How would you ensure quality of the answers you pay for? You would probably want to know the answer before deciding whether to pay, to weed out the non-answers and scams. I suppose you could offer to tip for a good answer, but then the risk is on the side of someone composing a good answer.
Is there a way to share risk between the asker and the answerer?
There should be zero risk if there is a disclaimer saying answers are for informational/entertainment purposes only amd not actual legal advice.
mell says
There should be zero risk if there is a disclaimer saying answers are for informational/entertainment purposes only amd not actual legal advice.
I mean that there is a risk to you if you pay for an answer before seeing it. The answer might be crap.
And in the other direction, if you demand to see the answer before paying, the person who answered has the risk of not getting paid for a good answer.
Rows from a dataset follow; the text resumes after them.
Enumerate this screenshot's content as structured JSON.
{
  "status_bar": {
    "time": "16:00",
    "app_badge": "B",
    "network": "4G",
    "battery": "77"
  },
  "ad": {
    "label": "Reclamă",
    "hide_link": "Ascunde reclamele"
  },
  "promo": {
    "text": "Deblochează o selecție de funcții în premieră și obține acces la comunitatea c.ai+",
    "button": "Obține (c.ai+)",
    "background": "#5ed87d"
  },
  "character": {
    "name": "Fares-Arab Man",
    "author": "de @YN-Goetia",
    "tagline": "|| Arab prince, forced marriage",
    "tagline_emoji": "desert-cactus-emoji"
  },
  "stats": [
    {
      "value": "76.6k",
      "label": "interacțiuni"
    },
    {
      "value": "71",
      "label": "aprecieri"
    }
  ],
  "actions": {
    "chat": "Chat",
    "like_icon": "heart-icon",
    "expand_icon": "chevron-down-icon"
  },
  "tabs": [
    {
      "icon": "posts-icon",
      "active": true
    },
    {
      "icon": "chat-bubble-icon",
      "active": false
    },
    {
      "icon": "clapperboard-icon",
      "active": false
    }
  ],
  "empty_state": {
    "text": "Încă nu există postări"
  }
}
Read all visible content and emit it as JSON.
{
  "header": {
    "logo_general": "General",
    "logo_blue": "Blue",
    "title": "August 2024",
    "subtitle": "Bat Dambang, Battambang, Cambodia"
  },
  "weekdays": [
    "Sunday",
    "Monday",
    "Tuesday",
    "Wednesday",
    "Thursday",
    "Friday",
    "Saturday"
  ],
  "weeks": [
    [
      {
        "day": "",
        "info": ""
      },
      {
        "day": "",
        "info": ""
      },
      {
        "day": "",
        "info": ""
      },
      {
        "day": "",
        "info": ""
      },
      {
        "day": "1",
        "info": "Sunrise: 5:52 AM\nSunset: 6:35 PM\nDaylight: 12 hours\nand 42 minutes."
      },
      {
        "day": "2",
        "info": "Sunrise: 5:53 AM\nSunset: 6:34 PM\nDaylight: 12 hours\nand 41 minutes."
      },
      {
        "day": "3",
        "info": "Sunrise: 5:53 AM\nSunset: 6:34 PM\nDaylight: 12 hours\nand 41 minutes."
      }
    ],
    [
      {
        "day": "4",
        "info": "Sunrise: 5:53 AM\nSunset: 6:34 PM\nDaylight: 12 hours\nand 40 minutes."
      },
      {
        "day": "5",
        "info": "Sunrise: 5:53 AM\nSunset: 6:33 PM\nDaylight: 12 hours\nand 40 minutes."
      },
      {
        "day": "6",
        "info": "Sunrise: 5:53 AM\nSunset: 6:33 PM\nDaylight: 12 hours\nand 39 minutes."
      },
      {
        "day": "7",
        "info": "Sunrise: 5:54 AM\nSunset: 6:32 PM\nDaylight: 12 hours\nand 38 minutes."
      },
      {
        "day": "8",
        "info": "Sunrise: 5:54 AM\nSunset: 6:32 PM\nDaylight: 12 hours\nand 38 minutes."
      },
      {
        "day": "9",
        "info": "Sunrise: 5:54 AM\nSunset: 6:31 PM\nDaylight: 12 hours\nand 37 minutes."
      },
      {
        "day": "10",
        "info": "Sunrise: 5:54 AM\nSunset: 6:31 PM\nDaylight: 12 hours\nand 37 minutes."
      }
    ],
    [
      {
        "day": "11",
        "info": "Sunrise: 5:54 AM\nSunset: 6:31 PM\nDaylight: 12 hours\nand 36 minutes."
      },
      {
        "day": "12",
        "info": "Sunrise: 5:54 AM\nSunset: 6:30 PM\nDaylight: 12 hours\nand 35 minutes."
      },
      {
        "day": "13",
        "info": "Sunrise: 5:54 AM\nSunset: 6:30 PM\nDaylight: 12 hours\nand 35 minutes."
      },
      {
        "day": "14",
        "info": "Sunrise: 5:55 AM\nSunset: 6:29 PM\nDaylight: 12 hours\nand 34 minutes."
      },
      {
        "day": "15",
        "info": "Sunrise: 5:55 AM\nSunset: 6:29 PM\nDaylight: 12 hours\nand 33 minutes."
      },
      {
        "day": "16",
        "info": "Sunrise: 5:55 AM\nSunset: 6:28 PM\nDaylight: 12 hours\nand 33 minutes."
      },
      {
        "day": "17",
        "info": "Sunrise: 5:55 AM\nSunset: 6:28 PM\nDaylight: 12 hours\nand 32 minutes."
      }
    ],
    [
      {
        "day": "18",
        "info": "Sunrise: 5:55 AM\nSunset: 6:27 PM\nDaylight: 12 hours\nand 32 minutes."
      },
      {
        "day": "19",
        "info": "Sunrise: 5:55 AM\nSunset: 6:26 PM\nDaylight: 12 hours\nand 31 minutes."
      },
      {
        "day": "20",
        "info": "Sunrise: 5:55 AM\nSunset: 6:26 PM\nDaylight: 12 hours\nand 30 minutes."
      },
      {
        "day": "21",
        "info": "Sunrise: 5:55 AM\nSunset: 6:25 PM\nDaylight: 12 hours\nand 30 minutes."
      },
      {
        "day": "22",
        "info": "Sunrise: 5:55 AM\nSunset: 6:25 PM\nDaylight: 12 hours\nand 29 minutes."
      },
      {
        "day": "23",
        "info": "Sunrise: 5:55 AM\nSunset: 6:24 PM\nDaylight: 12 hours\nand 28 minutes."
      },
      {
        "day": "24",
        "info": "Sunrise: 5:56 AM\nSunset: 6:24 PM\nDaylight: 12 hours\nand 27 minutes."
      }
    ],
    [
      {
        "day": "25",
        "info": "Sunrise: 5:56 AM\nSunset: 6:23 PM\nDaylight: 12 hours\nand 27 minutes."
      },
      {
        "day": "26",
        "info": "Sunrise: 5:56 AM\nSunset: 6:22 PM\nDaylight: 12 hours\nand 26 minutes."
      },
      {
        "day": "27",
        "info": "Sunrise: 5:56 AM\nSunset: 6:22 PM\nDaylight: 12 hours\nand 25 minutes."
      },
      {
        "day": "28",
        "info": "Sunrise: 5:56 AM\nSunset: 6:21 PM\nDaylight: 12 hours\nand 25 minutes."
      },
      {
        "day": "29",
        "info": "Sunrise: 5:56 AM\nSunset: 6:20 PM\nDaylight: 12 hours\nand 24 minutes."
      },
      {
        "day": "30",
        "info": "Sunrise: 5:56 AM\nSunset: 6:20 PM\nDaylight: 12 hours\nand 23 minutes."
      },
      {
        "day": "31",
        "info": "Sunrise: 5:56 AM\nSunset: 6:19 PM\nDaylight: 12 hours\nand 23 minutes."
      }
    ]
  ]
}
you validate that background permits me to awnser a specifix type of quesrion
What I meant is there is no risk of "experts" suing you as long as there is a disclaimer.
mell says
What I meant is there is no risk of "experts" suing you as long as there is a disclaimer.
I'm not entirely sure of that. Need to ask a lawyer! Lol.
But the general idea of registered experts answering questions seems validated by the existence of https://go.experts-exchange.com/
Thing is, they demand a monthly subscription fee, which is bad. I think paying per answer is better.
One of my college jobs was in the HR room at Bechtel in Ann Arbor, where they had a staff of several people who would literally validate every line on every incoming resume for nuclear power plant job
Is "you" patrick.net or the person asking the question?
If it's patrick.net, I don't really know how to validate someone's resume without doing a lot of work.